Il est à peu près acquis que les doigts et les orteils se fripent après avoir été immergés dans l’eau, mais les raisons de ce plissement n’ont été pleinement expliquées qu’il y a cinq ans, et même aujourd’hui, certains diraient que ce n’est toujours pas une question réglée.
Le phénomène a été expliqué au fil des siècles comme « un effet secondaire accidentel de l’humidité », selon Mark Changizi, neurobiologiste théorique et directeur de la cognition humaine chez 2AI Labs à Boise, dans l’Idaho. Autrement dit, c’est l’osmose qui a fait que la peau s’est gorgée d’eau.
Mais Changizi, un grand penseur, n’était pas satisfait de cette réponse. Alors qu’il étudiait la forme, la fonction et la structure des mains des primates, il est tombé sur un tas d’études – commençant dans les années 1930 et allant jusqu’aux années 2000 – qui ont montré que si les nerfs qui alimentent les mains avaient été endommagés, les doigts ne se rideraient pas après avoir été trempés dans l’eau.
On a finalement déterminé que le plissement était causé par la constriction de multiples vaisseaux sanguins sous la peau et qu’il était le résultat d’une réaction involontaire du système nerveux. Si cela explique comment cela se produit, cela n’a pas offert le pourquoi.
Et si les rides étaient uniquement dues à l’osmose, pourquoi ne se produisaient-elles pas partout sur le corps ? Le fait que les rides soient liées au système nerveux sympathique (une partie de notre mécanisme inné de combat ou de fuite) a conduit Changizi et ses collègues à se demander s’il s’agissait d’une adaptation évolutive aux conditions humides qui constituaient l’habitat de nombreux primates et de certains de nos ancêtres.
Ils sont partis de l’idée que les rides étaient potentiellement des canaux, ou des « bandes de roulement de la pluie », conçus pour drainer l’eau du bout des doigts et des orteils afin de permettre une meilleure adhérence – tout comme la bande de roulement des pneus permet aux voitures d’adhérer à l’asphalte malgré l’eau sur la chaussée. Changizi a décidé de faire de l’ingénierie inverse pour répondre à la question, en commençant par essayer de reproduire les motifs des rides. Il a fallu un an pour trouver la meilleure forme théorique, dit-il.
Ils l’ont trouvée en regardant la topographie des montagnes.
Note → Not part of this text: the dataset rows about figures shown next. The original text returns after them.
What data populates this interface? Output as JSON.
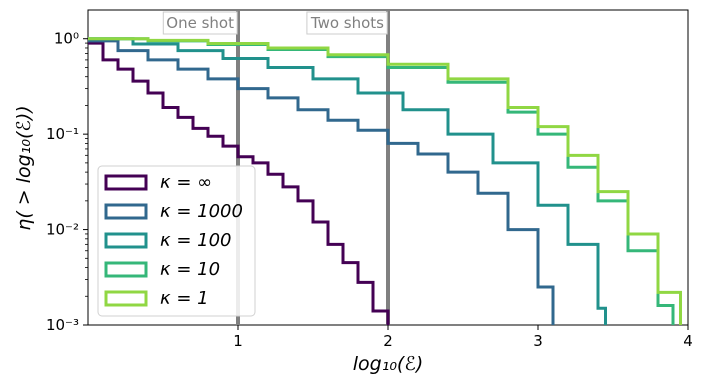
{
  "chart_data": {
    "type": "line",
    "subtype": "step-histogram",
    "xlabel": "log₁₀(ℰ)",
    "ylabel": "η( > log₁₀(ℰ))",
    "xlim": [
      0,
      4
    ],
    "ylim": [
      0.001,
      2
    ],
    "yscale": "log",
    "grid": false,
    "legend_position": "lower-left",
    "xticks": [
      {
        "value": 1,
        "label": "1"
      },
      {
        "value": 2,
        "label": "2"
      },
      {
        "value": 3,
        "label": "3"
      },
      {
        "value": 4,
        "label": "4"
      }
    ],
    "yticks": [
      {
        "value": 1,
        "label": "10⁰"
      },
      {
        "value": 0.1,
        "label": "10⁻¹"
      },
      {
        "value": 0.01,
        "label": "10⁻²"
      },
      {
        "value": 0.001,
        "label": "10⁻³"
      }
    ],
    "vlines": [
      {
        "x": 1,
        "label": "One shot",
        "color": "#808080"
      },
      {
        "x": 2,
        "label": "Two shots",
        "color": "#808080"
      }
    ],
    "series": [
      {
        "name": "κ = ∞",
        "color": "#440154",
        "x": [
          0,
          0.1,
          0.2,
          0.3,
          0.4,
          0.5,
          0.6,
          0.7,
          0.8,
          0.9,
          1.0,
          1.1,
          1.2,
          1.3,
          1.4,
          1.5,
          1.6,
          1.7,
          1.8,
          1.9,
          2.0
        ],
        "values": [
          0.9,
          0.6,
          0.48,
          0.36,
          0.27,
          0.19,
          0.15,
          0.115,
          0.095,
          0.075,
          0.058,
          0.05,
          0.038,
          0.028,
          0.02,
          0.012,
          0.007,
          0.0045,
          0.0028,
          0.0014,
          0.001
        ]
      },
      {
        "name": "κ = 1000",
        "color": "#31688e",
        "x": [
          0,
          0.2,
          0.4,
          0.6,
          0.8,
          1.0,
          1.2,
          1.4,
          1.6,
          1.8,
          2.0,
          2.2,
          2.4,
          2.6,
          2.8,
          3.0,
          3.1
        ],
        "values": [
          0.95,
          0.75,
          0.6,
          0.48,
          0.38,
          0.3,
          0.24,
          0.18,
          0.14,
          0.11,
          0.08,
          0.062,
          0.04,
          0.024,
          0.01,
          0.0025,
          0.001
        ]
      },
      {
        "name": "κ = 100",
        "color": "#21918c",
        "x": [
          0,
          0.3,
          0.6,
          0.9,
          1.2,
          1.5,
          1.8,
          2.1,
          2.4,
          2.7,
          3.0,
          3.2,
          3.4,
          3.45
        ],
        "values": [
          1.0,
          0.88,
          0.75,
          0.62,
          0.5,
          0.38,
          0.27,
          0.18,
          0.1,
          0.05,
          0.018,
          0.007,
          0.0015,
          0.001
        ]
      },
      {
        "name": "κ = 10",
        "color": "#35b779",
        "x": [
          0,
          0.4,
          0.8,
          1.2,
          1.6,
          2.0,
          2.4,
          2.8,
          3.0,
          3.2,
          3.4,
          3.6,
          3.8,
          3.9
        ],
        "values": [
          1.0,
          0.95,
          0.87,
          0.77,
          0.65,
          0.5,
          0.35,
          0.17,
          0.1,
          0.045,
          0.02,
          0.006,
          0.0016,
          0.001
        ]
      },
      {
        "name": "κ = 1",
        "color": "#90d743",
        "x": [
          0,
          0.4,
          0.8,
          1.2,
          1.6,
          2.0,
          2.4,
          2.8,
          3.0,
          3.2,
          3.4,
          3.6,
          3.8,
          3.95
        ],
        "values": [
          1.0,
          0.96,
          0.89,
          0.8,
          0.68,
          0.54,
          0.38,
          0.19,
          0.12,
          0.06,
          0.025,
          0.009,
          0.0022,
          0.001
        ]
      }
    ]
  }
}
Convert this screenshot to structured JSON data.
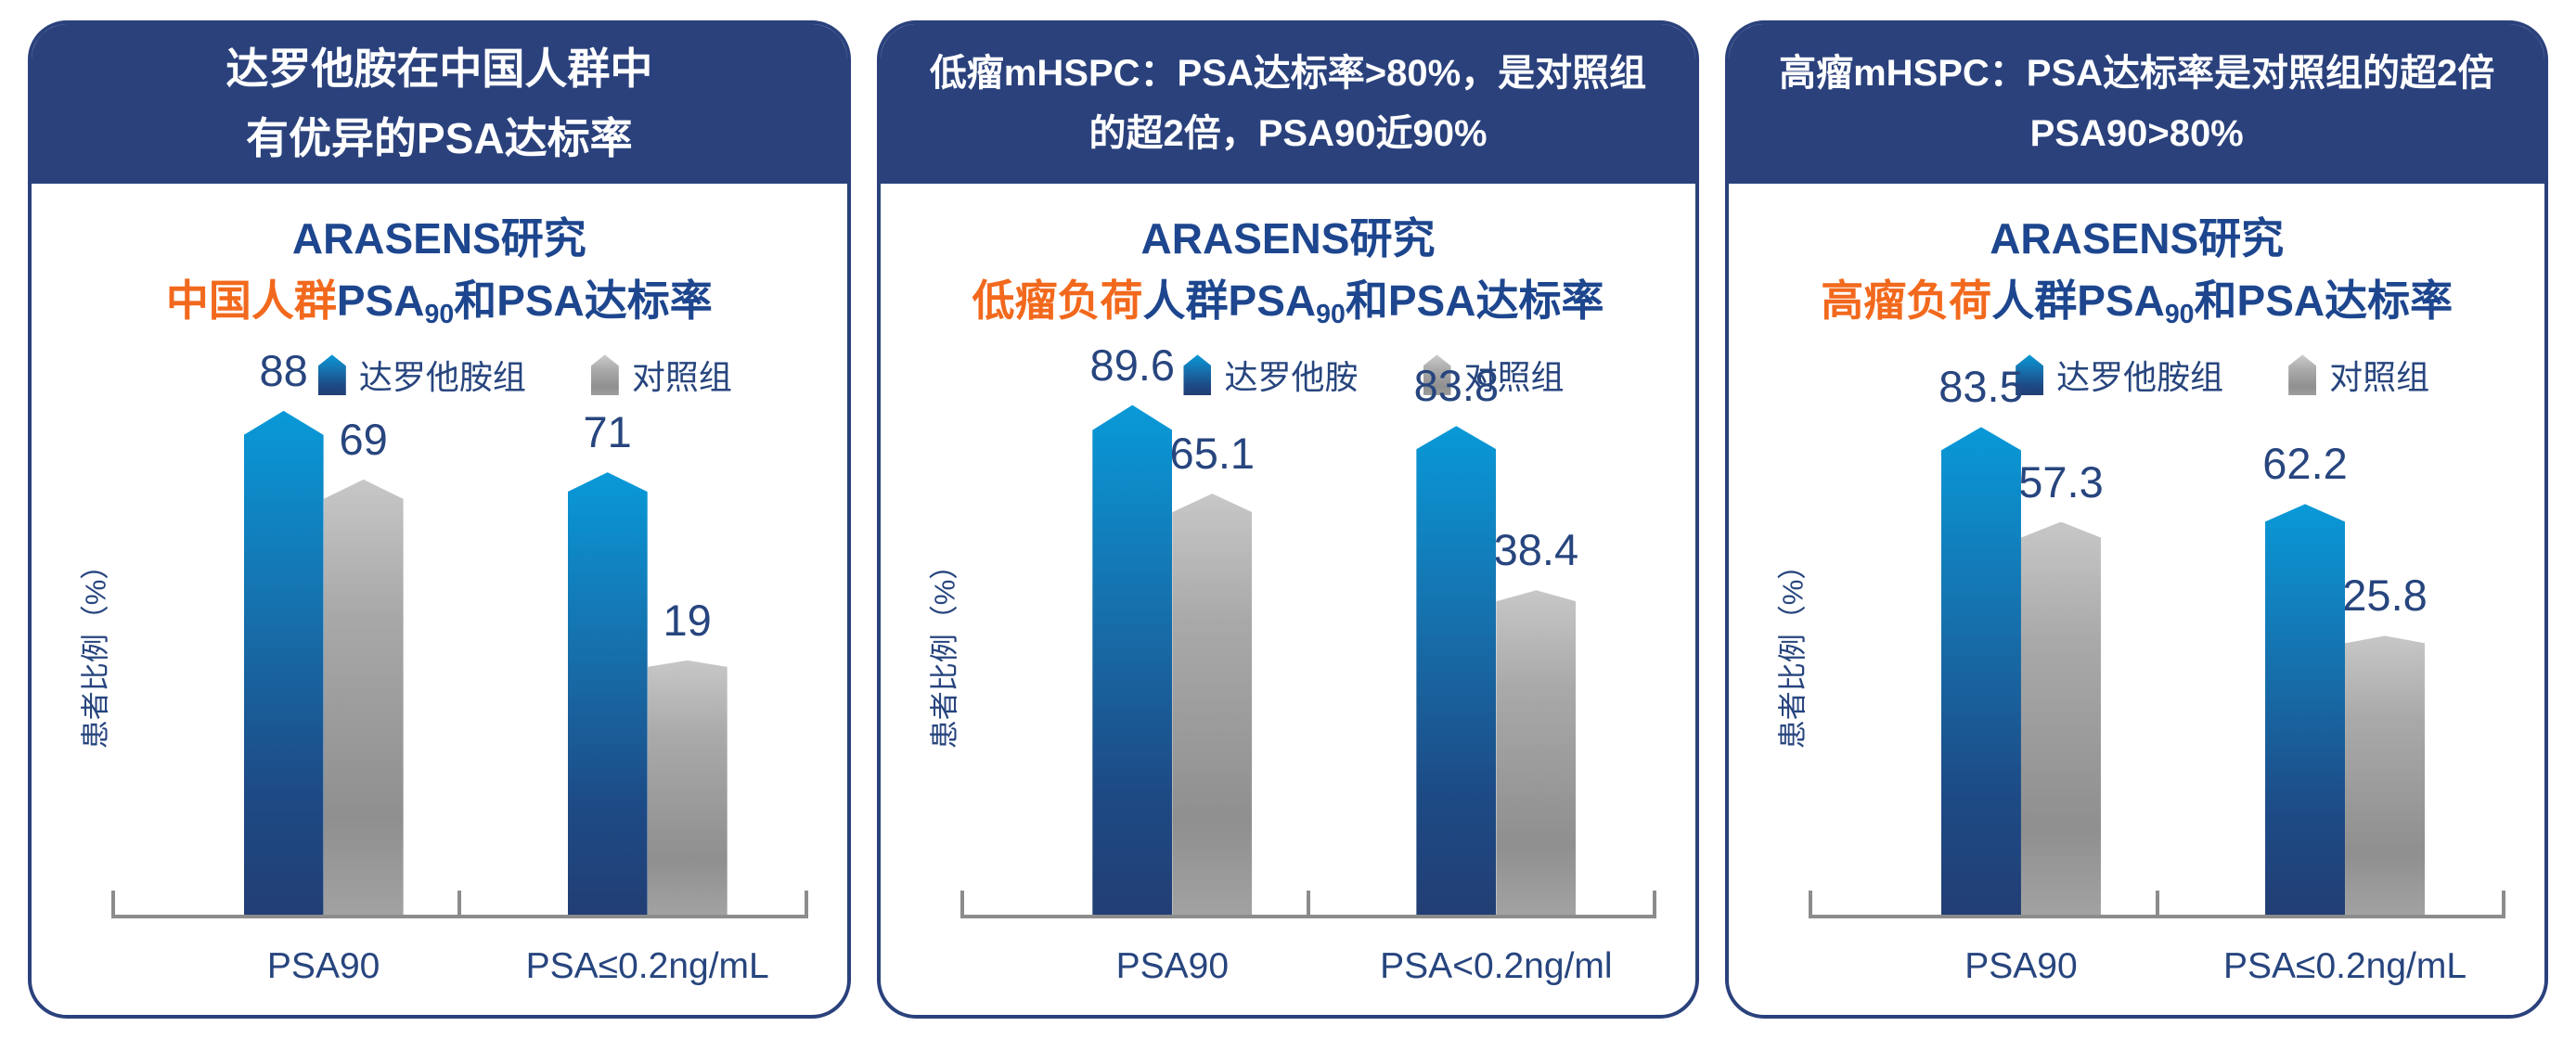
{
  "colors": {
    "navy_header": "#2A417C",
    "navy_text": "#27457E",
    "title_navy": "#1D468E",
    "orange_highlight": "#F2691D",
    "bar_blue_top": "#0999D8",
    "bar_blue_bottom": "#223E74",
    "bar_gray_top": "#C7C7C7",
    "bar_gray_bottom": "#A2A2A2",
    "axis_gray": "#8C8C8C"
  },
  "panels": [
    {
      "header_lines": [
        "达罗他胺在中国人群中",
        "有优异的PSA达标率"
      ],
      "study_title": "ARASENS研究",
      "subtitle_highlight": "中国人群",
      "subtitle_pre": "PSA",
      "subtitle_sub": "90",
      "subtitle_post": "和PSA达标率"
    },
    {
      "header_lines": [
        "低瘤mHSPC：PSA达标率>80%，是对照组",
        "的超2倍，PSA90近90%"
      ],
      "study_title": "ARASENS研究",
      "subtitle_highlight": "低瘤负荷",
      "subtitle_pre": "人群PSA",
      "subtitle_sub": "90",
      "subtitle_post": "和PSA达标率"
    },
    {
      "header_lines": [
        "高瘤mHSPC：PSA达标率是对照组的超2倍",
        "PSA90>80%"
      ],
      "study_title": "ARASENS研究",
      "subtitle_highlight": "高瘤负荷",
      "subtitle_pre": "人群PSA",
      "subtitle_sub": "90",
      "subtitle_post": "和PSA达标率"
    }
  ],
  "chart_data": [
    {
      "type": "bar",
      "categories": [
        "PSA90",
        "PSA≤0.2ng/mL"
      ],
      "series": [
        {
          "name": "达罗他胺组",
          "values": [
            88,
            71
          ]
        },
        {
          "name": "对照组",
          "values": [
            69,
            19
          ]
        }
      ],
      "ylabel": "患者比例（%）",
      "ylim": [
        0,
        100
      ],
      "grid": false,
      "legend_position": "top"
    },
    {
      "type": "bar",
      "categories": [
        "PSA90",
        "PSA<0.2ng/ml"
      ],
      "series": [
        {
          "name": "达罗他胺",
          "values": [
            89.6,
            83.8
          ]
        },
        {
          "name": "对照组",
          "values": [
            65.1,
            38.4
          ]
        }
      ],
      "ylabel": "患者比例（%）",
      "ylim": [
        0,
        100
      ],
      "grid": false,
      "legend_position": "top"
    },
    {
      "type": "bar",
      "categories": [
        "PSA90",
        "PSA≤0.2ng/mL"
      ],
      "series": [
        {
          "name": "达罗他胺组",
          "values": [
            83.5,
            62.2
          ]
        },
        {
          "name": "对照组",
          "values": [
            57.3,
            25.8
          ]
        }
      ],
      "ylabel": "患者比例（%）",
      "ylim": [
        0,
        100
      ],
      "grid": false,
      "legend_position": "top"
    }
  ]
}
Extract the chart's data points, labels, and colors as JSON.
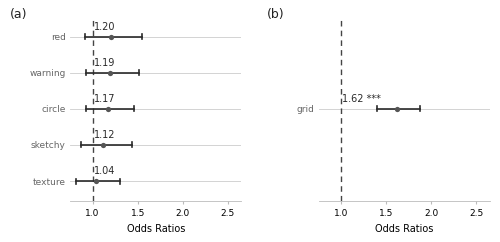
{
  "panel_a": {
    "categories": [
      "red",
      "warning",
      "circle",
      "sketchy",
      "texture"
    ],
    "estimates": [
      1.2,
      1.19,
      1.17,
      1.12,
      1.04
    ],
    "ci_low": [
      0.92,
      0.93,
      0.93,
      0.87,
      0.82
    ],
    "ci_high": [
      1.55,
      1.51,
      1.46,
      1.44,
      1.3
    ],
    "labels": [
      "1.20",
      "1.19",
      "1.17",
      "1.12",
      "1.04"
    ],
    "ref_line": 1.0,
    "xlim": [
      0.75,
      2.65
    ],
    "xticks": [
      1.0,
      1.5,
      2.0,
      2.5
    ],
    "xlabel": "Odds Ratios",
    "panel_label": "(a)"
  },
  "panel_b": {
    "categories": [
      "grid"
    ],
    "estimates": [
      1.62
    ],
    "ci_low": [
      1.4
    ],
    "ci_high": [
      1.87
    ],
    "labels": [
      "1.62 ***"
    ],
    "ref_line": 1.0,
    "xlim": [
      0.75,
      2.65
    ],
    "xticks": [
      1.0,
      1.5,
      2.0,
      2.5
    ],
    "xlabel": "Odds Ratios",
    "panel_label": "(b)"
  },
  "marker_color": "#555555",
  "line_color": "#2a2a2a",
  "grid_color": "#cccccc",
  "dashed_color": "#444444",
  "label_color": "#666666",
  "text_color": "#2a2a2a",
  "bg_color": "#ffffff",
  "fontsize": 6.5,
  "label_fontsize": 7.0
}
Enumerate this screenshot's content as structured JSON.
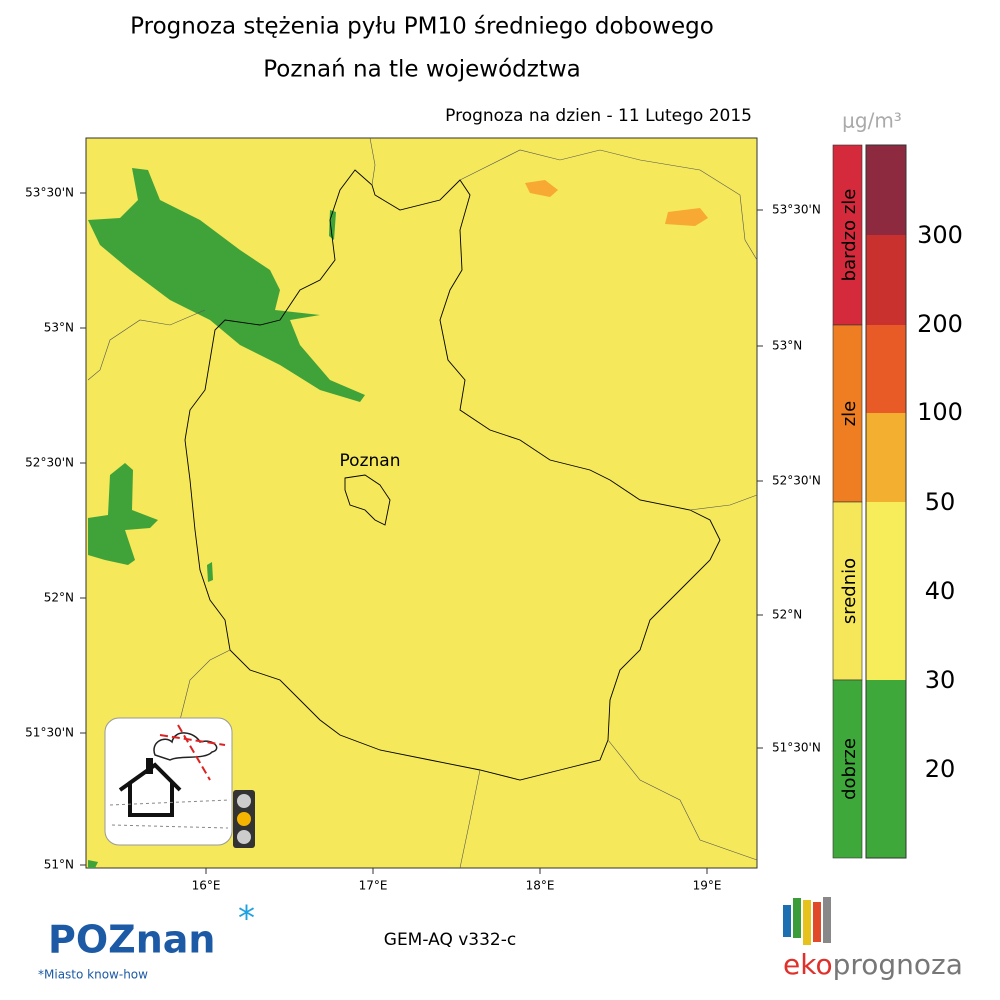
{
  "header": {
    "title": "Prognoza stężenia pyłu PM10 średniego dobowego",
    "subtitle": "Poznań na tle województwa",
    "date_line": "Prognoza na dzien -  11 Lutego 2015"
  },
  "map": {
    "left_lat_labels": [
      "53°30'N",
      "53°N",
      "52°30'N",
      "52°N",
      "51°30'N",
      "51°N"
    ],
    "right_lat_labels": [
      "53°30'N",
      "53°N",
      "52°30'N",
      "52°N",
      "51°30'N"
    ],
    "lon_labels": [
      "16°E",
      "17°E",
      "18°E",
      "19°E"
    ],
    "city_label": "Poznan"
  },
  "legend": {
    "unit": "μg/m³",
    "classes": [
      {
        "label": "bardzo zle",
        "color": "#d42a3c"
      },
      {
        "label": "zle",
        "color": "#ef7d22"
      },
      {
        "label": "srednio",
        "color": "#f5e65a"
      },
      {
        "label": "dobrze",
        "color": "#3fa83a"
      }
    ],
    "ticks": [
      "300",
      "200",
      "100",
      "50",
      "40",
      "30",
      "20"
    ]
  },
  "footer": {
    "model": "GEM-AQ v332-c",
    "city_logo": "POZnan",
    "city_slogan": "*Miasto know-how",
    "brand_prefix": "eko",
    "brand_suffix": "prognoza"
  }
}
Les rivières s’agglutinent aux sommets et descendent, les lignes de partage entre les deux servant de canaux de drainage. Changizi et ses collègues ont constaté la même chose sur les doigts des pruneaux – les divisions canalisaient l’eau, ce qui permettait une meilleure prise en main. Et c’était fonctionnel : la canalisation ne se produisait pas avant au moins cinq minutes après l’immersion – assez rapide pour être utile quand c’est vraiment mouillé, mais pas si rapide que le contact occasionnel avec un liquide donnerait un coup de pied dans l’adhérence supplémentaire.
Changizi et ses collègues ont publié leurs résultats en 2011, mais ont déclaré que des recherches supplémentaires étaient nécessaires pour valider leur théorie de l’adhérence.
Environ un an plus tard, Kyriacos Kareklas et ses collègues du Centre pour le comportement et l’évolution de l’Université de Newcastle ont testé si les personnes avec et sans doigts ridés pouvaient ramasser et déplacer des billes humides d’une boîte à l’autre. Il s’est avéré que les doigts ridés étaient plus efficaces. Un point pour Changizi.
Mais début 2014, des scientifiques du Centre Max Delbrück de médecine moléculaire de Berlin-Buch, en Allemagne, ont essayé de répéter l’expérience et ont constaté que le fait d’avoir des doigts ridés ne faisait aucune différence dans la capacité d’une personne à saisir un objet humide ou sec.
« Je ne pense pas que l’une ou l’autre étude était bonne », déclare Changizi, qui n’est pas retourné étudier les doigts fripés, mais dit que quelqu’un pourrait probablement faire un meilleur travail pour prouver sa théorie.
Une grande pierre d’achoppement, cependant, est que personne ne sait si un animal – à part les humains et les macaques – a des doigts taillés.
Les réponses devront venir de plus d’études sur la façon dont les humains utilisent leurs doigts et orteils ridés. Changizi a le groupe de sujets parfait en tête : les athlètes de parkour qui courent, roulent, culbutent et grimpent en freestyle en dehors des gymnases. Donnez à certains d’entre eux des doigts et des orteils taillés et à d’autres des doigts secs, dit-il.
Changizi prédit que ceux qui ont les mains et les pieds secs vont inévitablement glisser et s’écraser. Des volontaires ?
C’est à votre tour de demander au Smithsonian.